Finding yourself

WSJ: How to defuse hatred on the Internet

Below is the full text of this column, republished with permission of the Wall Street Journal.

The Internet an amazing force for connecting us through ideas, and yet the anonymous nature of the Internet also can spur an environment of hostility. Explains psychologist Sherry Turkle, a professor and director of the MIT Initiative on Technology and Self. ‘We’re less inhibited online because we don’t have to see the reaction of the person we’re addressing. Because it’s harder to see and focus on what we have in common, we tend to dehumanize each other.’

And use the Internet to dehumanize is what a man calling himself ‘European_douchebag’ recently did to Balpreet Kaur, a sophomore at Ohio State University and a Sikh. He saw Balpreet standing in line, secretly took a photo of her, and posted it in the Funny section of the website Reddit, inviting the world to ridicule her for her facial hair.

A story of online hatred, with a happy ending

This would have been just another depressing example of the Internet being used to spread racism and hatred.

Except that then occurred an unexpected act of grace.

The woman pictured in the photo wrote in to the forum. Here’s what she said:

Yes, I’m a baptized Sikh woman with facial hair. Yes, I realize that my gender is often confused and I look different than most women. However, baptized Sikhs believe in the sacredness of this body

By transcending societal views of beauty, I believe that I can focus more on my actions. My attitude and thoughts and actions have more value in them than my body because I recognize that this body is just going to become ash in the end, so why fuss about it?

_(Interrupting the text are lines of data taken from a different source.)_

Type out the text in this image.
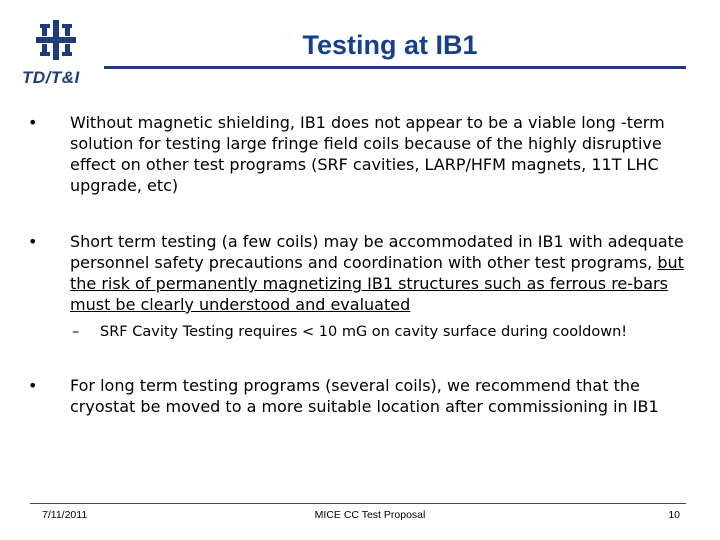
TD/T&I
Testing at IB1

•	Without magnetic shielding, IB1 does not appear to be a viable long -term solution for testing large fringe field coils because of the highly disruptive effect on other test programs (SRF cavities, LARP/HFM magnets, 11T LHC upgrade, etc)

•	Short term testing (a few coils) may be accommodated in IB1 with adequate personnel safety precautions and coordination with other test programs, but the risk of permanently magnetizing IB1 structures such as ferrous re-bars must be clearly understood and evaluated

– SRF Cavity Testing requires < 10 mG on cavity surface during cooldown!

•	For long term testing programs (several coils), we recommend that the cryostat be moved to a more suitable location after commissioning in IB1

7/11/2011	MICE CC Test Proposal	10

When I die, no one is going to remember what I looked like, heck, my kids will forget my voice, and slowly, all physical memory will fade away. However, my impact and legacy will remain: and, by not focusing on the physical beauty, I have time to cultivate those inner virtues and hopefully, focus my life on creating change and progress for this world in any way I can. So, to me, my face isn’t important but the smile and the happiness that lie behind the face are.

Her words, brimming with compassion for the man who would degrade her, brought tears to my eyes.

But the story doesn’t end there. European_douchebag, to his credit, realized he was wrong, and returned to apologize:

I felt the need to apologize to the Sikhs, Balpreet, and anyone else I offended when I posted that picture. Put simply it was stupid. Making fun of people is funny to some but incredibly degrading to the people you’re making fun of. It was an incredibly rude, judgmental, and ignorant thing to post.

I’ve read more about the Sikh faith and it was actually really interesting. It makes a whole lot of sense to work on having a legacy and not worrying about what you look like. I made that post for stupid internet points and I was ignorant.

Balpreet, I’m sorry for being a closed minded individual. You are a much better person than I am. Sikhs, I’m sorry for insulting your culture and way of life. Balpreet’s faith in what she believes is astounding.

Balpreet refuses to be a victim, and she refuses to victimize others

I’m touched by Balpreet’s innate sense of dignity. When Balpreet learned of the posting, she could have retreated crying into her dorm room. But she didn’t. She would not be overcome so easily by someone else’s ignorance and hatred.
She could have responded with righteous rage and a stream of profanity-filled invective. But she didn’t do that either.

Balpreet believes in the dignity of her own self and the dignity of others. She refuses to be made a victim, and she refuses to victimize anyone else. With the courage of her religious convictions, she overpowered hatred with love.

Balpreet’s beauty transcends society’s norms

I’m amazed by Balpreet’s self-assurance in the face of society’s norms. We live in a world which relentlessly enforces society’s definition of beauty. The further we depart from those norms, the more we open up ourselves to being ignored or even ridiculed. All this leaves many of us struggling to change or accept those parts of our bodies that depart from those norms.

Balpreet ignores society’s rules because she transcends them. She rejoices in the sacredness of her own body. She is beautiful, inside and out, and nothing anyone else says can ever change that.

The world is a better place because Balpreet is in it

And I’m moved by Balpreet’s compassion. Particularly since she lives in a world in which she’s often misunderstood, Balpreet easily could keep to herself and focus on her own world. But she chooses to focus on our world. With everyday actions – an online comment here, a smile there, Balpreet is a one-woman army for peace and understanding.

Our world contains so much cynicism, materialism, corruption and superficiality that we all could just throw up our hands wondering if one person ever could make a difference.

But then, along comes Balpreet, so completely and joyously herself, shocking the world with her awesomeness. Today I’m a little bit changed thanks to Balpreet’s example, and perhaps you are too.